Холодный чай
Я помню тот день так отчётливо, словно он был вчера, а не полгода назад. Стоял июнь, но лёгкий северный ветер трепал листву на старой липе под окном, напоминая, что лето в нашем городке всегда приходит с опозданием. На кухонном столе стояла чашка остывшего чая – третья за утро. В прежние времена Михаил непременно сказал бы: «Ты опять не успела выпить горячим». А я бы отмахнулась и улыбнулась в ответ. Но теперь я пью чай в одиночестве, и некому напоминать мне о таких мелочах.
Телефон зазвонил ровно в одиннадцать. Я вздрогнула, расплескав немного чая на скатерть – ту самую, льняную, с мелкими васильками по краю, что Михаил привёз мне из командировки в Кострому. Пятнадцать лет назад. Странно, как память цепляется за такие детали.

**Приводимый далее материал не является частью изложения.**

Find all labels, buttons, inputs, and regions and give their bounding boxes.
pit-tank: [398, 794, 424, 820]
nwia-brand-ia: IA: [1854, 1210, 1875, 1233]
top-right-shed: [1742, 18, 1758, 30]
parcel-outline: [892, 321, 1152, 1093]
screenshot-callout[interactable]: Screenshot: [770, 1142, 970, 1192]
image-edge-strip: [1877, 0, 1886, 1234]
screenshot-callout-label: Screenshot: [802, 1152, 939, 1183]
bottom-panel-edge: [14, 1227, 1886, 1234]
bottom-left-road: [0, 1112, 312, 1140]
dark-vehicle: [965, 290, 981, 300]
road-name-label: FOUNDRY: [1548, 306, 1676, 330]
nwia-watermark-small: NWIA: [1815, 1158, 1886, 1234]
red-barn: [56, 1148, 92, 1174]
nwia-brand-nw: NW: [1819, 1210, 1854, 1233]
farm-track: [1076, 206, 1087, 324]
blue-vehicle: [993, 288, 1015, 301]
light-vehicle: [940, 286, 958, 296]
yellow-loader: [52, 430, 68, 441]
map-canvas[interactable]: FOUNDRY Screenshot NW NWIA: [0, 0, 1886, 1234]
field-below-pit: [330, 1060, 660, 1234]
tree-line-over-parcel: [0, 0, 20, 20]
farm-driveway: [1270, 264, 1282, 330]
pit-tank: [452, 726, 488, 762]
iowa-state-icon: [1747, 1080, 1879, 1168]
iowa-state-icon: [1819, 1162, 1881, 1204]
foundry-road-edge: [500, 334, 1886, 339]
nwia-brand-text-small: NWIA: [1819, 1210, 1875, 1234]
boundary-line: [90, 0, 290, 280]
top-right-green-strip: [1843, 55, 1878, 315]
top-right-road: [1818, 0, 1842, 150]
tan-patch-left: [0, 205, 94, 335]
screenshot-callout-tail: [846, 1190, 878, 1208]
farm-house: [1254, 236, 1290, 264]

– Алло, – произнесла я, прижимая трубку к уху и промакивая скатерть салфеткой.
– Ниночка, здравствуй, родная.
Мои пальцы застыли над расплывшимся пятном. Этот голос. Сколько лет я не слышала его? Пять? Нет, семь. Семь лет прошло с тех пор, как Евгения Павловна, мать Михаила и бывшая свекровь, позвонила мне в последний раз. Тогда, после похорон сына, она сказала: «Ты никогда не была ему хорошей женой». И положила трубку.
– Евгения Павловна, – мой голос звучал ровно, хотя сердце забилось часто-часто, как у пойманной птицы. – Чем обязана?
По ту сторону линии повисла пауза. Долгая, тяжёлая. Я слышала её дыхание – прерывистое, словно ей тяжело даются слова.
– Я приеду к тебе на следующей неделе, – наконец произнесла она. – В среду. На поезде. Встречать не нужно, такси вызову.
Не вопрос, не просьба – утверждение. Как всегда. Ничего не изменилось. Семьдесят шесть лет, а характер всё тот же. Я невольно взглянула на свою руку, всё ещё сжимающую салфетку над чайным пятном. Костяшки побелели.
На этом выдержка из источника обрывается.